Consider a Gaussian surface as shown in figure. Two faces of this closed surface life completely inside the conductor where the electric field is zero. The flux throught these faces is therefore, zero. The other parts of the closed surface which are outside the conductor are parallel to the electric field and hence the flux on these parts is also zero. The total flux of the electric field through the closed surface is, therefore zero. From Gauss's law, the total charge inside this closed surface should be zero. the charge on the inner surface of a should of A should be equal and opposite to that on the inner surface of B.
The distribution should be like the one shown in figure. To find the value of q, consider the field at a point P inside the plate A. suppose, the surface area of the plate (one side) is A. Using the equation, `E=sigma//(2 epsi_(0))`, the electric field at P
Due to the charge `Q_(1)-q=(Q_(1)-q)/(2Aepsi_(0))` (downward)
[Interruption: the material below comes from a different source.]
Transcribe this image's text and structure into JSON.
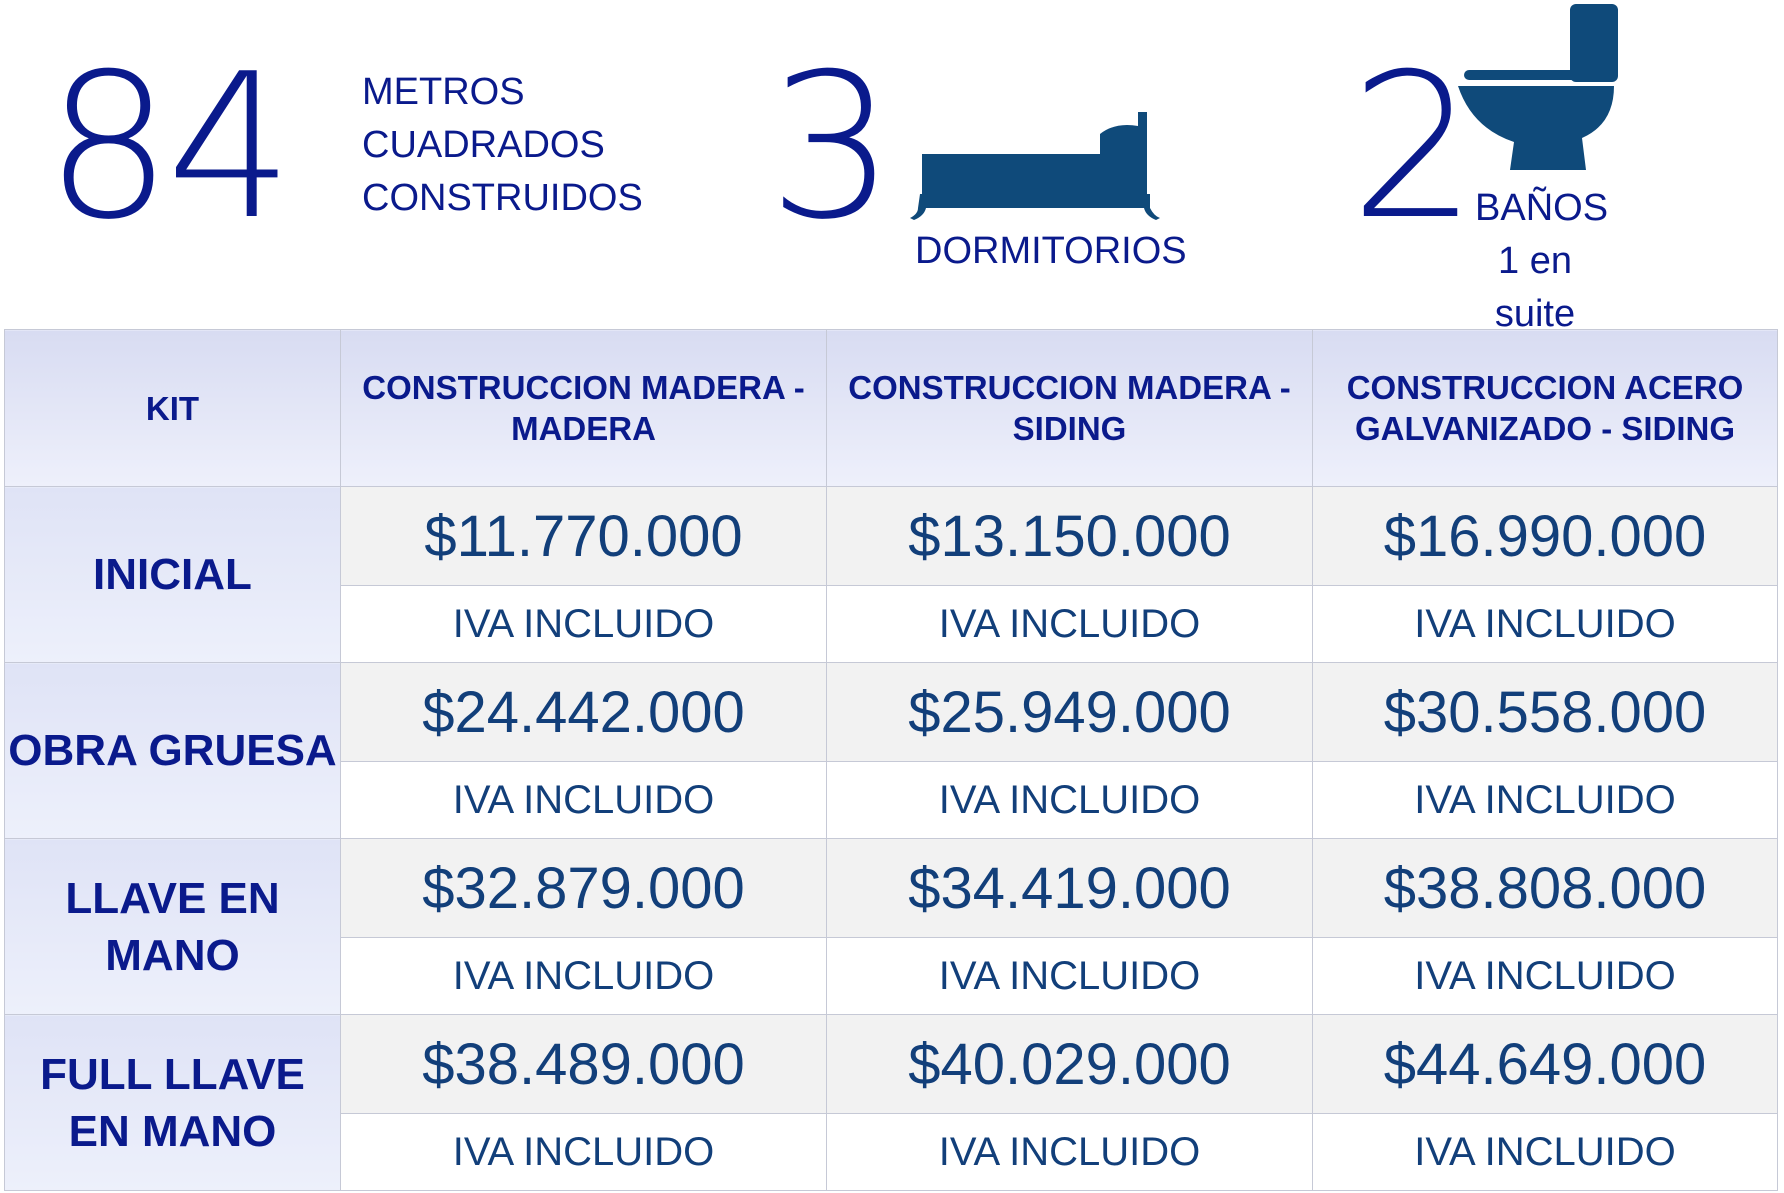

Due to the charge `+q=q/(2 Aepsi_(0))` (upward),
Due to the charge `-q=q/(2 a epsi_(0))` (downward),
and due to the charge `Q_(2)+q=(Q_(2)+q)/(2Aepsi_(0))` (upward).
The net electric field at P due to all the four charged surfaces is (in the downward direction)
`E_(p)=(Q_(1)-q)/(2 A epsi_(0))-q/(2Aepsi_(0))+q/(2Aepsi_(0))-(Q_(2)+q)/(2Aepsi_(0))`
As the point P is inside the conductor, this field should be zero. Hence,
`Q_(1)-q-q+q-Q_(2)-q=0` or, `q=(Q_(1)-Q_(2))/(2)`
This result is a special case of the following result. When charged conducting plates are placed parallel to each other, the two outermost surfaces get equal charges and the facing surfaces get equal opposite charges.